In deze zaak gaat het om een cassatieprocedure die is ingesteld door de curator van Montana Caravan B.V., die failliet is verklaard op 6 november 1985. De curator, Mr. Coenraad Cornelis Bosselaar, heeft Interniber B.V. gedagvaard voor de Rechtbank te Haarlem, waarbij hij vorderde dat Interniber zou worden veroordeeld tot betaling van een bedrag van ƒ 216.640,60. De rechtbank heeft deze vordering op 28 november 1989 afgewezen, waarna de curator hoger beroep heeft ingesteld bij het Gerechtshof te Amsterdam. Het Hof heeft op 6 december 1990 het vonnis van de rechtbank bekrachtigd, wat de curator heeft doen besluiten om cassatie in te stellen.

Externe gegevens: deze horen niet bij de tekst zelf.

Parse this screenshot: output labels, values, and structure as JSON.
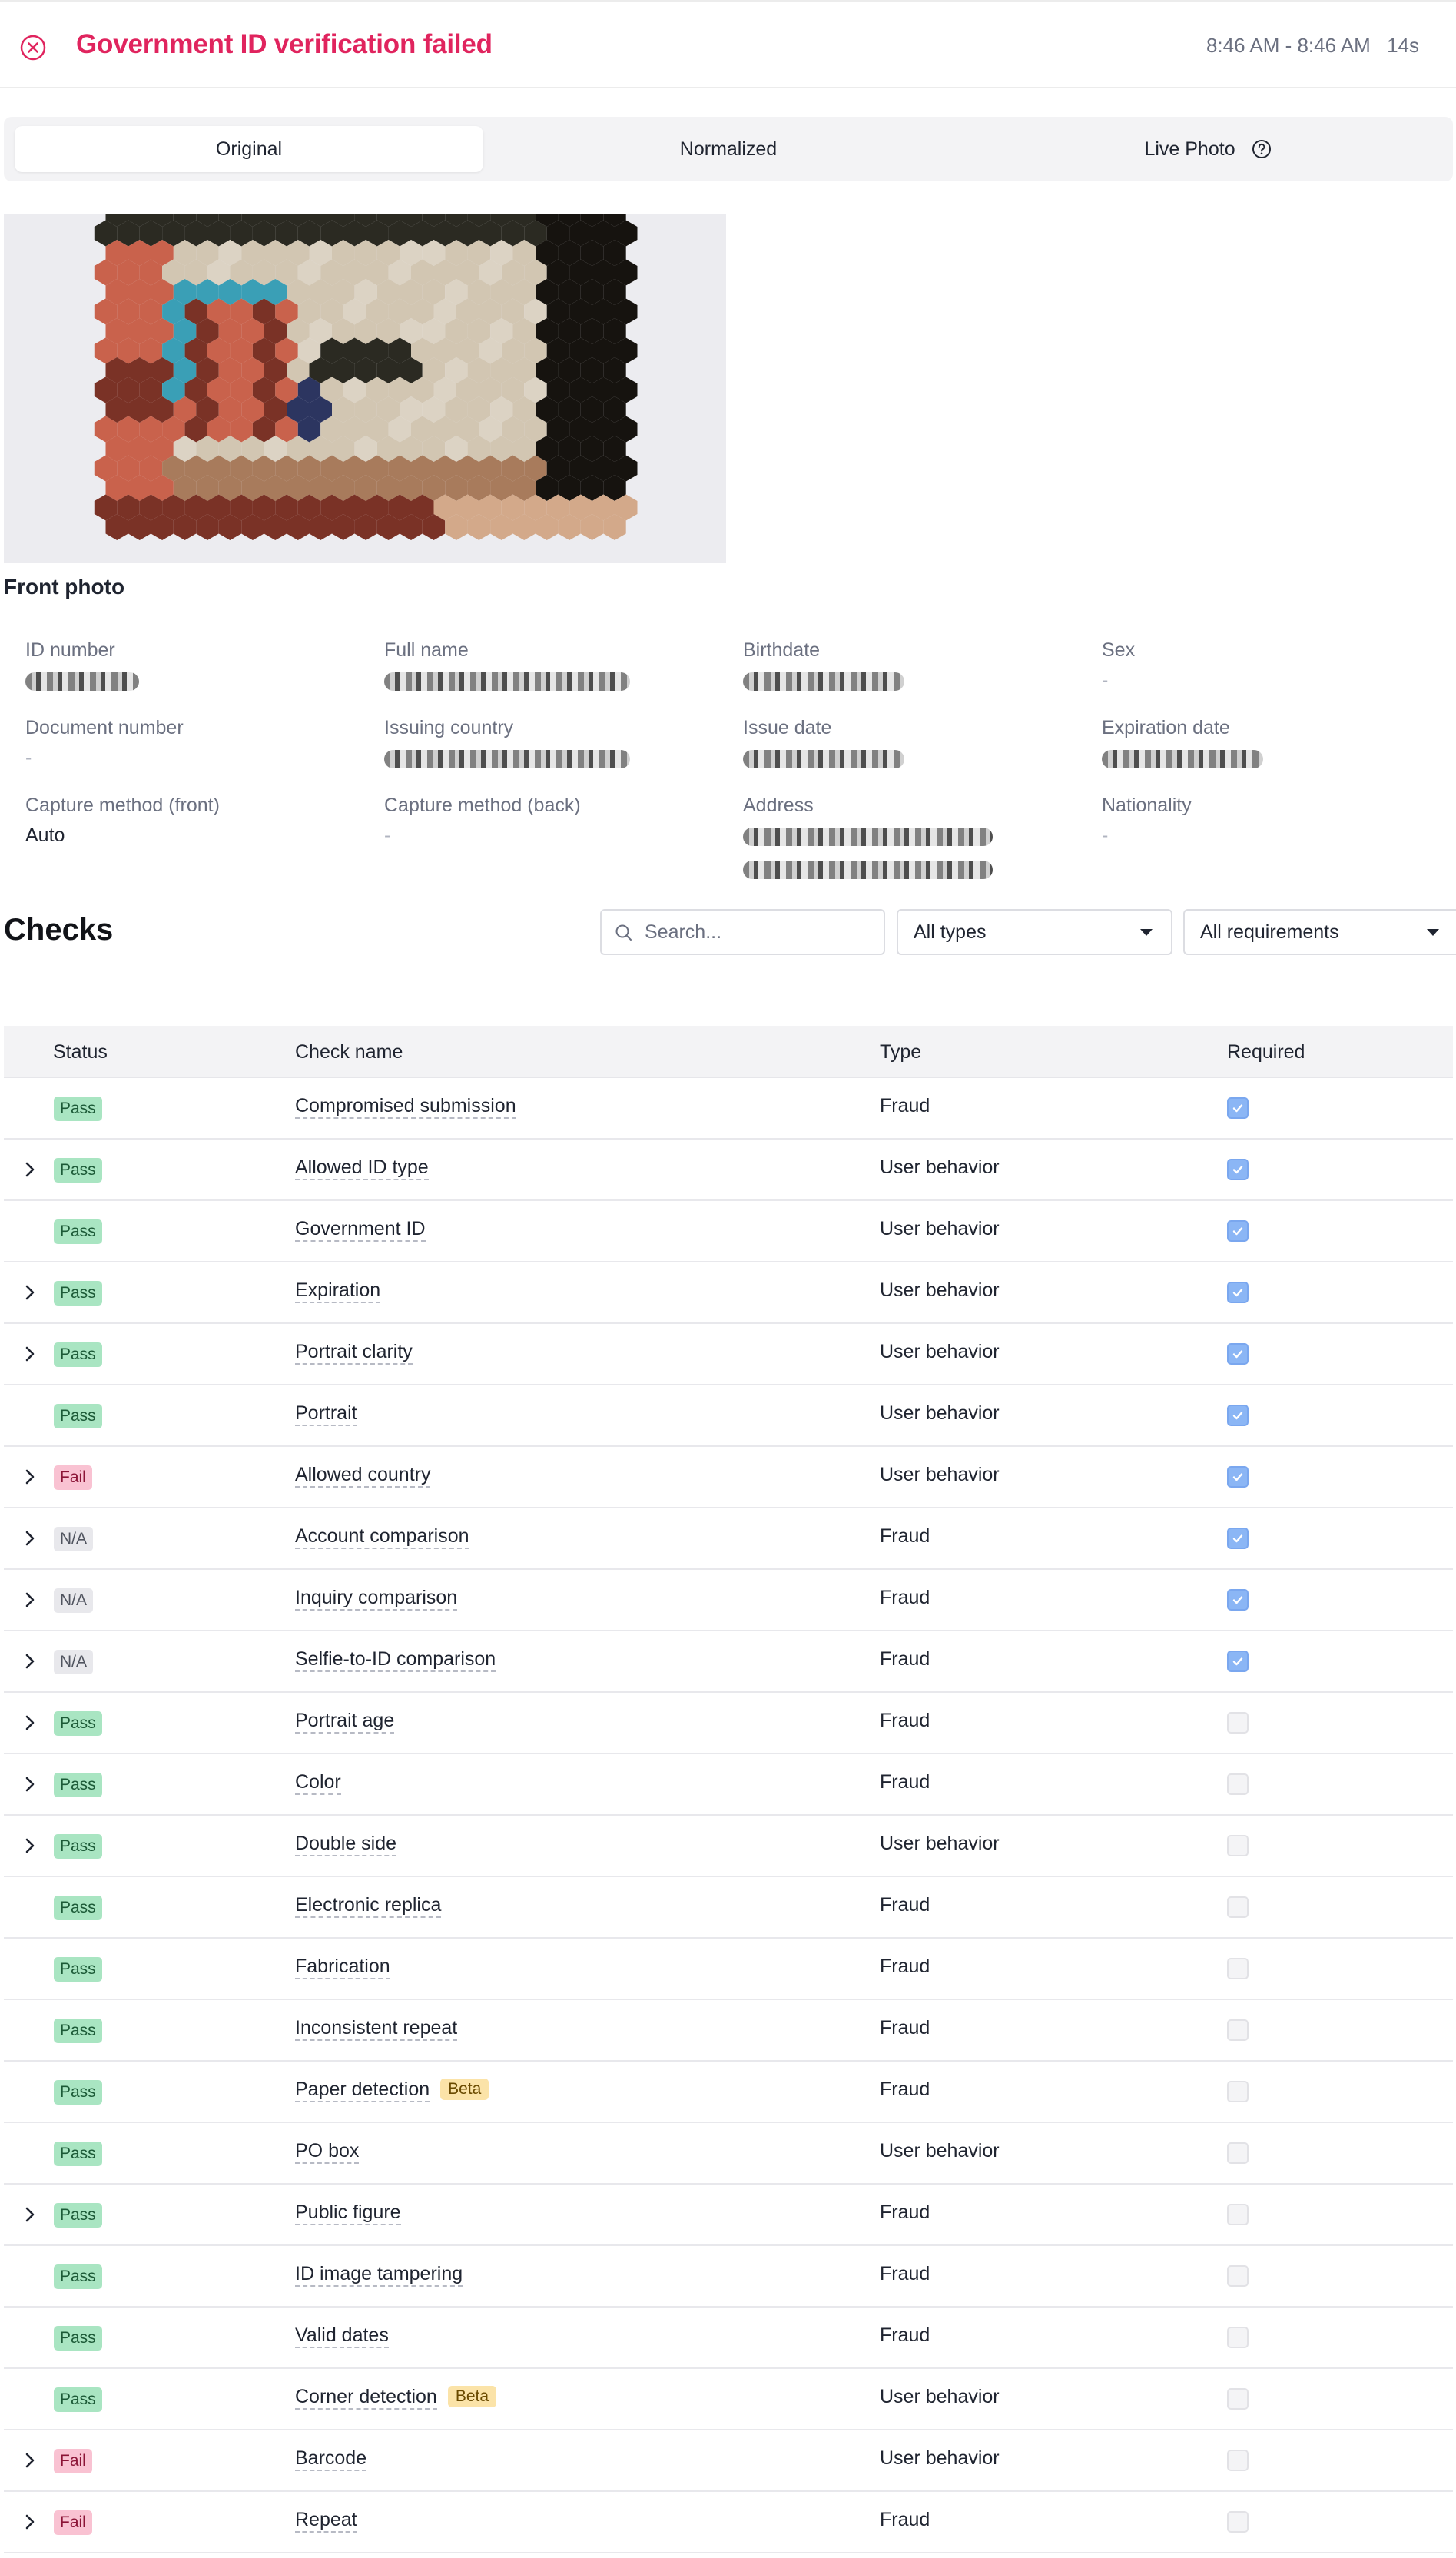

De Hoge Raad heeft de zaak beoordeeld en geconcludeerd dat het Hof een onjuiste rechtsopvatting heeft gehanteerd. De Hoge Raad oordeelt dat er sprake is van benadeling van de schuldeisers van Montana, omdat de opbrengst van de caravans, die aan Interniber zijn geleverd, beschikbaar had moeten zijn voor de gezamenlijke schuldeisers. De Hoge Raad vernietigt het arrest van het Hof en verwijst de zaak terug naar het Hof te 's-Gravenhage voor verdere behandeling en beslissing. Tevens wordt Interniber veroordeeld in de kosten van het geding in cassatie, die zijn begroot op ƒ 7.378,75.

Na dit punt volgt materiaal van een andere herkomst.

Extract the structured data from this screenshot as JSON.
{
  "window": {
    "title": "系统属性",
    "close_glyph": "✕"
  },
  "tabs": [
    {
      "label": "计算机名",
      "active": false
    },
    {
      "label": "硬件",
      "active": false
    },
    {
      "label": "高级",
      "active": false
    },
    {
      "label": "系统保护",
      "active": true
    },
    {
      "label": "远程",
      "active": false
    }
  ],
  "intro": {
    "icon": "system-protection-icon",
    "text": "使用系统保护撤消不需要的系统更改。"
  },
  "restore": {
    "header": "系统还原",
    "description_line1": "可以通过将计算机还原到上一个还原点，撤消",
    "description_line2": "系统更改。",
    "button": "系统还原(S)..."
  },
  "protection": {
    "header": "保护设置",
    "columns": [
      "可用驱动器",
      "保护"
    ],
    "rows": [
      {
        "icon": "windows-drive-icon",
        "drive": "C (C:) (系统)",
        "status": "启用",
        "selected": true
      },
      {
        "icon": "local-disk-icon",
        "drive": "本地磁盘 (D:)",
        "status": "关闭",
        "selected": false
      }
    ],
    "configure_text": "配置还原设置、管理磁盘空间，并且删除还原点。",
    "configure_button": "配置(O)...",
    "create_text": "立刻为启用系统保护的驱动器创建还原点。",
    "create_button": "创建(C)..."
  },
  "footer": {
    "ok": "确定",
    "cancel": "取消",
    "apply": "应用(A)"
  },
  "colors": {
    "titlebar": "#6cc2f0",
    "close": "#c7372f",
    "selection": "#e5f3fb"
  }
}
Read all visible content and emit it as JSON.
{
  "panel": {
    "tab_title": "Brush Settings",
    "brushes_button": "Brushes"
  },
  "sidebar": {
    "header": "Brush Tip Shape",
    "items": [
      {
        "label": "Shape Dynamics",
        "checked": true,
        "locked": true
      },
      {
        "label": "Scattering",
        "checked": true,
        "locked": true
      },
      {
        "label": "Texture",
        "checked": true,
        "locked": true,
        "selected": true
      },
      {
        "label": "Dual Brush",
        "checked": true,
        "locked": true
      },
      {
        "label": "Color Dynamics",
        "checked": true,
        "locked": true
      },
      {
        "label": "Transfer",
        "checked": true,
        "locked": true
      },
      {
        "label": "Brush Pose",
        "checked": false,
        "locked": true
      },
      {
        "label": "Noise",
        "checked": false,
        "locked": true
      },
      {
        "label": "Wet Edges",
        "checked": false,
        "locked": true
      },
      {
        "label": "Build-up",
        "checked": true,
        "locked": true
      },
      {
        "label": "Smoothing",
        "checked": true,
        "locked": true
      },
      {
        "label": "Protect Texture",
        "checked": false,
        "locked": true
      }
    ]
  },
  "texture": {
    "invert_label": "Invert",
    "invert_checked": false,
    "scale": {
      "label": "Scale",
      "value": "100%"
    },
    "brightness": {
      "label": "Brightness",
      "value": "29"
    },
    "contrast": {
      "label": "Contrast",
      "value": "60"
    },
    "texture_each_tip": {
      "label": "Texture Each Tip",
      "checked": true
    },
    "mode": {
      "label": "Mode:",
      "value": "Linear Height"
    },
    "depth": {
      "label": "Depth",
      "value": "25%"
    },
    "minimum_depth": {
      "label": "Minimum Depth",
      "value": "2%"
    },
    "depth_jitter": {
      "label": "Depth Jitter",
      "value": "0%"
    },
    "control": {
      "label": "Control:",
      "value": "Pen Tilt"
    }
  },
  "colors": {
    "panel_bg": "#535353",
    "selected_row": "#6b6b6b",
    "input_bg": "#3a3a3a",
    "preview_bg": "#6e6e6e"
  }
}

Deze uitspraak is gedaan door de vice-president Snijders als voorzitter en de raadsheren Bloembergen, Neleman, Heemskerk en Nieuwenhuis, en is openbaar uitgesproken door raadsheer Davids op 22 mei 1992.

Uitspraak

22 mei 1992
Eerste Kamer
Nr. 14.656
AS
Hoge Raad der Nederlanden
Arrest
in de zaak van:
Mr. Coenraad Cornelis BOSSELAAR, in zijn hoedanigheid van curator in het faillissement van MONTANA CARAVAN B.V.,
wonende te Groenekan, gemeente Maartensdijk,
EISER tot cassatie,
advocaat: Mr. E. van Staden ten Brink,
t e g e n
INTERNIBER B.V.,
statutair gevestigd te ’s-Gravenhage, kantoorhoudende te Hoofddorp, gemeente Haarlemmermeer,
VERWEERSTER in cassatie,
advocaat: Mr. J.W. Meijer.
1. Het geding in feitelijke instanties
Eiser tot cassatie — verder te noemen de curator — heeft bij exploit van 25 augustus 1988 verweerster in cassatie — verder te noemen Interniber — gedagvaard voor de Rechtbank te Haarlem en gevorderd Interniber te veroordelen tot betaling aan de curator van een bedrag van ƒ 216.640,60.
Nadat Interniber tegen de vordering verweer had gevoerd, heeft de rechtbank bij vonnis van 28 november 1989 de vordering afgewezen.
Tegen dit vonnis heeft de curator hoger beroep ingesteld bij het Gerechtshof te Amsterdam.
Bij arrest van 6 december 1990 heeft het Hof het bestreden vonnis met verbetering van gronden bekrachtigd.
Het arrest van het Hof is aan dit arrest gehecht.
2. Het geding in cassatie
Tegen het arrest van het Hof heeft de curator beroep in cassatie ingesteld. De cassatiedagvaarding is aan dit arrest gehecht en maakt daarvan deel uit.
Interniber heeft geconcludeerd tot verwerping van het beroep.
De curator heeft zijn zaak doen toelichten door zijn advocaat en Interniber heeft haar zaak namens haar advocaat doen toelichten door Mr. P.J.M. von Schmidt auf Altenstadt, advocaat bij de Hoge Raad der Nederlanden.
De conclusie van de Advocaat-Generaal Biegman-Hartogh strekt tot vernietiging van het bestreden arrest met verwijzing van de zaak naar een ander hof ter verdere behandeling en beslissing.
3. Beoordeling van het middel
3.1 In cassatie moet van het volgende worden uitgegaan.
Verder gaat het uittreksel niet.